Even from the road Tori could see there was no use checking out the three she’d been offered and choosing between them. They’d be exactly the same.

‘What is this place?’ Jake demanded, staring around in dismay.

‘Home,’ Tori said resolutely, heading for Shoebox 86. The key was in the door. She pushed it open and bit back a gasp of dismay.

Home?

Not.

She’d need to make it home fast, she thought, or the resolution she’d decided on would fail her. Somehow what had happened last night had seemed the catalyst for moving on, but now… Staying near Jake any longer seemed dangerous. This was the sensible option.

But this was beige. And Jake was still here.

So… She’d use him again, she thought.
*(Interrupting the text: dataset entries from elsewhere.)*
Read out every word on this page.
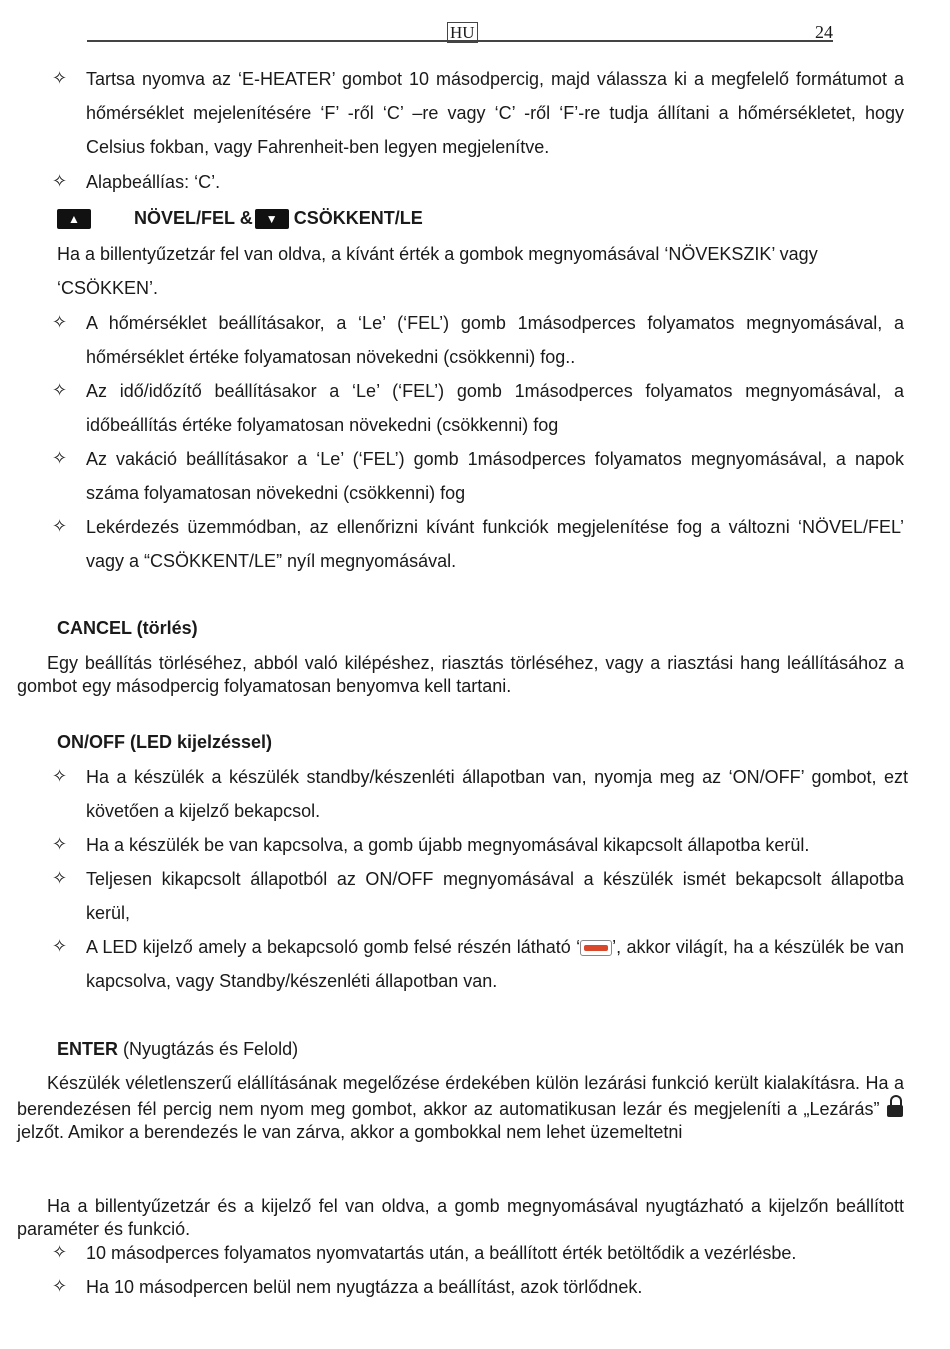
HU	24
✧ Tartsa nyomva az ‘E-HEATER’ gombot 10 másodpercig, majd válassza ki a megfelelő formátumot a hőmérséklet mejelenítésére ‘F’ -ről ‘C’ –re vagy ‘C’ -ről ‘F’-re tudja állítani a hőmérsékletet, hogy Celsius fokban, vagy Fahrenheit-ben legyen megjelenítve.
✧ Alapbeállías: ‘C’.
▲	NÖVEL/FEL & ▼ CSÖKKENT/LE
Ha a billentyűzetzár fel van oldva, a kívánt érték a gombok megnyomásával ‘NÖVEKSZIK’ vagy ‘CSÖKKEN’.
✧ A hőmérséklet beállításakor, a ‘Le’ (‘FEL’) gomb 1másodperces folyamatos megnyomásával, a hőmérséklet értéke folyamatosan növekedni (csökkenni) fog..
✧ Az idő/időzítő beállításakor a ‘Le’ (‘FEL’) gomb 1másodperces folyamatos megnyomásával, a időbeállítás értéke folyamatosan növekedni (csökkenni) fog
✧ Az vakáció beállításakor a ‘Le’ (‘FEL’) gomb 1másodperces folyamatos megnyomásával, a napok száma folyamatosan növekedni (csökkenni) fog
✧ Lekérdezés üzemmódban, az ellenőrizni kívánt funkciók megjelenítése fog a változni ‘NÖVEL/FEL’ vagy a “CSÖKKENT/LE” nyíl megnyomásával.
CANCEL (törlés)
Egy beállítás törléséhez, abból való kilépéshez, riasztás törléséhez, vagy a riasztási hang leállításához a gombot egy másodpercig folyamatosan benyomva kell tartani.
ON/OFF (LED kijelzéssel)
✧ Ha a készülék a készülék standby/készenléti állapotban van, nyomja meg az ‘ON/OFF’ gombot, ezt követően a kijelző bekapcsol.
✧ Ha a készülék be van kapcsolva, a gomb újabb megnyomásával kikapcsolt állapotba kerül.
✧ Teljesen kikapcsolt állapotból az ON/OFF megnyomásával a készülék ismét bekapcsolt állapotba kerül,
✧ A LED kijelző amely a bekapcsoló gomb felsé részén látható ‘ ’, akkor világít, ha a készülék be van kapcsolva, vagy Standby/készenléti állapotban van.
ENTER (Nyugtázás és Felold)
Készülék véletlenszerű elállításának megelőzése érdekében külön lezárási funkció került kialakításra. Ha a berendezésen fél percig nem nyom meg gombot, akkor az automatikusan lezár és megjeleníti a „Lezárás”
jelzőt. Amikor a berendezés le van zárva, akkor a gombokkal nem lehet üzemeltetni
Ha a billentyűzetzár és a kijelző fel van oldva, a gomb megnyomásával nyugtázható a kijelzőn beállított paraméter és funkció.
✧ 10 másodperces folyamatos nyomvatartás után, a beállított érték betöltődik a vezérlésbe.
✧ Ha 10 másodpercen belül nem nyugtázza a beállítást, azok törlődnek.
She’d use his energy.

‘We need to shop,’ she said briskly, but Jake wasn’t listening.

‘You can’t stay here. It’s like a budget motel.’

‘It’s better than a budget motel,’ she snapped. ‘It’s new and it’s comfortable and it’s mine.’

‘So what will you do here?’

‘I’ve been offered a job in a pet clinic on the outskirts of the city.’

‘Was that what you were doing on the ridge?’

‘My father and I ran a horse clinic,’ she said, ‘with a small-animal practice on the side. There were scores of horse studs on the mountain. There’s not a lot of horses up there now, though, and there won’t be for years, so it’s pets only.’ A furrow appeared between her eyes and she shrugged. ‘No matter. Last night showed me I can move on and I will.’

She was looking around, taking careful assessment. ‘But you’re right, I can’t live here like it is now,’ she said. ‘I need to go shopping.’ She glanced at her watch, hesitating. ‘I should have come alone, but we have time before you’ve promised to pick up Glenda. If I wait until after then I won’t have stuff today, and I need this place to be cheerful tonight.’

‘You’re not staying here tonight?’

‘I am,’ she said, flatly and definitely, and then she smiled, taking the sting from her words. ‘Today’s the first day of the rest of my life. Do you want to come shopping?’

Did he?

‘There’s-’

‘Time,’ she said, refusing to be deflected by his dismay. ‘There’s a great Asian trading centre a couple of miles from here. I reckon I could get all I need there and more.’

He stared at her, stunned. The difference between the Tori of now and the Tori of yesterday was, quite simply, extraordinary. What had happened between them last night had shaken his world, but for Tori it seemed to have marked a turnaround, transforming her from grief-stricken victim to woman about to embark on her new life.

‘We should have brought the two cars,’ she said, but cheerfully, as if she wasn’t very sorry. ‘You’re welcome to stay here and wait. Or are you happy to watch me shop?’

She smiled and there was determination behind the smile. She might be transformed, he thought, but the grief was still with her. She was moving forwards, with shadows.

And the least he could do was come along for the ride.

‘Shopping’s my favourite thing,’ he lied.

‘Really?’

‘No, but it’s like hard work. I can watch it being done for hours.’

She chuckled, a lovely rich chuckle that had the power to transform this stark little apartment into something else. Tori’s home.

Bleak as a great man’s house without a fireplace in it…

The words came from…where? He hardly recalled the analogy, so why should they spring to mind now, dredged from literature or a play he’d once seen?

But he knew why they’d come. A house without Tori in it seemed the same. Unthinkable. She had the power to light from within, and that’s just what she was doing as she grabbed her bag and jingled her car keys.

‘Rusty’s due for a nap. I bought him a doggy chew so he’ll be happy enough staying here. You want to drive or will I?’

‘I will,’ he said faintly. ‘I kind of like the challenge of driving on the left-and you should save your energy for shopping.’